“Wah, bacaannya buku berbahasa Inggris. Keren banget!”
“Wow, bacaanmu buku berbahasa Inggris, emang kamu ngerti, gitu?”
“Weleh, bacaannya buku berbahasa Inggris, dibaca beneran nggak, tuh? Cuma biar terlihat keren, ya?”
“Dih, bacanya buku berbahasa Inggris. Kenapa nggak baca terjemahannya saja? Nggak bangga sama bahasa sendiri.”

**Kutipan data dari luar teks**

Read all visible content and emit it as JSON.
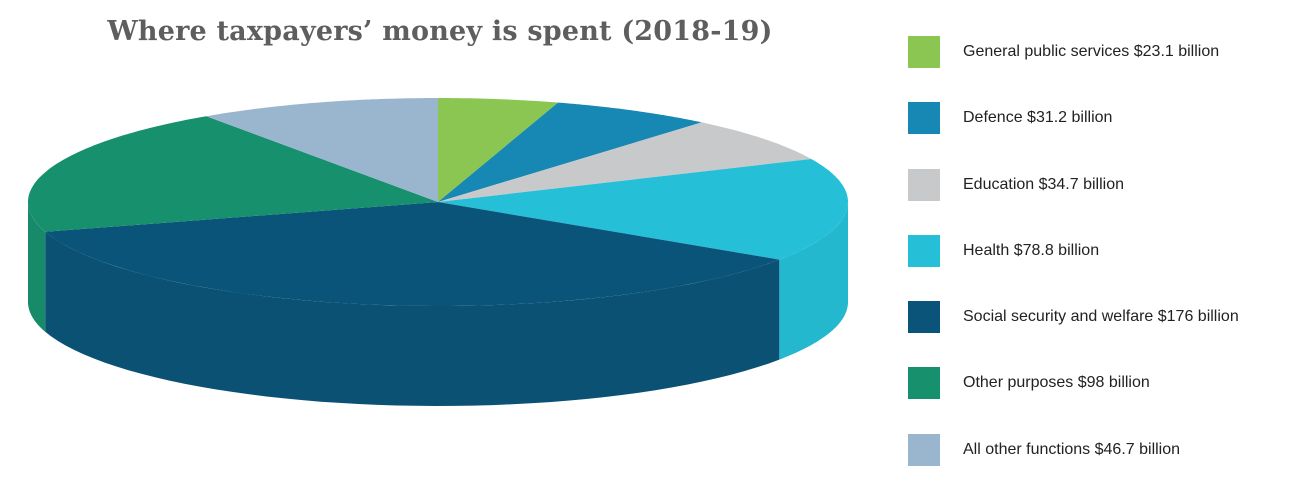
{
  "chart_data": {
    "type": "pie",
    "title": "Where taxpayers’ money is spent (2018-19)",
    "legend_position": "right",
    "unit": "billion",
    "slices": [
      {
        "name": "General public services",
        "value": 23.1,
        "label": "General public services $23.1 billion",
        "color": "#8bc653"
      },
      {
        "name": "Defence",
        "value": 31.2,
        "label": "Defence $31.2 billion",
        "color": "#1787b4"
      },
      {
        "name": "Education",
        "value": 34.7,
        "label": "Education $34.7 billion",
        "color": "#c8c9cb"
      },
      {
        "name": "Health",
        "value": 78.8,
        "label": "Health $78.8 billion",
        "color": "#25c0d8"
      },
      {
        "name": "Social security and welfare",
        "value": 176,
        "label": "Social security and welfare $176 billion",
        "color": "#0b5479"
      },
      {
        "name": "Other purposes",
        "value": 98,
        "label": "Other purposes $98 billion",
        "color": "#17906d"
      },
      {
        "name": "All other functions",
        "value": 46.7,
        "label": "All other functions $46.7 billion",
        "color": "#9ab6cf"
      }
    ]
  }
}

Kira-kira komentar-komentar seperti itu yang didengar
oleh Mbak Kim ketika dia ke mana-mana menenteng buku tebal The Name of The Rose versi bahasa Inggris terbitan Vintage. Dan tak
sebentar dia menenteng-nenteng buku itu, hampir sebulan! Rutinitas kantoran
pukul 7–16 bak kerangkeng bagi diri Mbak Kim, yang sebelumnya sungguh
mencintai pekerjaan sebagai pengangguran. Waktu untuk membaca jadi benar-benar
waktu yang dicuri. Makanya, ke mana-mana dia menenteng buku itu, setiap ada waktu
yang bisa dicuri, dia akan mencurinya seoptimal mungkin! Butuh waktu sekitar
satu bulan untuk menamatkan The Name of The
Rose, karena membaca buku itu berat—bilang
ke Dilan, tolong—tebal, 538 halaman; banyak sekali kata-kata bahasa Inggris
yang asing bagi Mbak Kim; Eco sering menuliskan deskripsi sesuatu dengan sangat
detail, dan itu malah bikin Mbak Kim makin pusing; bagian sejarah gereja
Katolik juga cukup membuatnya mumet. Namun, Mbak Kim tetap berusaha membacanya,
dan syukurlah, bisa menikmatinya, dan bisa sampai tamat. Membaca itu berat, lantas kenapa Mbak Kim tidak membaca yang versi terjemahan
Indonesia saja? Inilah hasil wawancara saya dengan blio.
Sumber gambar: Amazon |
***
Kenapa Mbak baca
The Name of The Rose versi bahasa Inggris? Padahal ada terjemahan Indonesianya,
kan?
Ada
pertimbangan-pertimbangan tertentu.
Hmm, biar
terlihat keren, Mbak? Atau Mbak nggak bangga sama bahasa sendiri?
Tidak ada
hubungannya. Memilih baca buku berbahasa Inggris ketimbang versi terjemahan
Indonesianya, apakah itu lantas berarti minim kebanggaan terhadap bahasa
sendiri? Tidak, itu dua hal yang berbeda; dalam konteks pengalaman saya, tidak
ada hubungan kausal antara keduanya.
Atau, Mbak takut
kemampuan baca menurun karena baca versi bahasa Indonesia? Tahu nggak, sih,
Mbak, kelakuan seperti Mbak inilah yang bikin bangsa Indonesia jadi bermental
minderan!
Tidak ada
hubungannya lagi. “Minderan”? Minder sama siapa? Jangan-jangan, Anda sendiri
yang merasa begitu?! Bisakah kita
pindah ke hal substansial? Sukanya kok berputar-putar membahas aksesori.
Apakah Mbak tahu
kalau versi bahasa Inggrisnya itu pun terjemahan?
Pasti, dong.
Sebelum memutuskan untuk membeli (apalagi membaca)-nya, saya melakukan
“penyelidikan” dulu. Naskah aslinya ditulis Umberto Eco dalam bahasa Italia.
Lalu, kenapa
nggak milih yang terjemahan bahasa Indonesia? Toh, sama-sama “terjemahan”.
Tidak bisa
disamakan begitu saja, dong. Yang saya baca ini adalah terjemahan pertama
(langsung dari bahasa aslinya) oleh William Weaver. Nah, kalau yang terjemahan
Indonesia terbitan Bentang itu adalah terjemahan kedua, dari versi bahasa
Inggris terbitan Minerva tahun 1992; diterjemahkan oleh Nin Bakdi Soemanto.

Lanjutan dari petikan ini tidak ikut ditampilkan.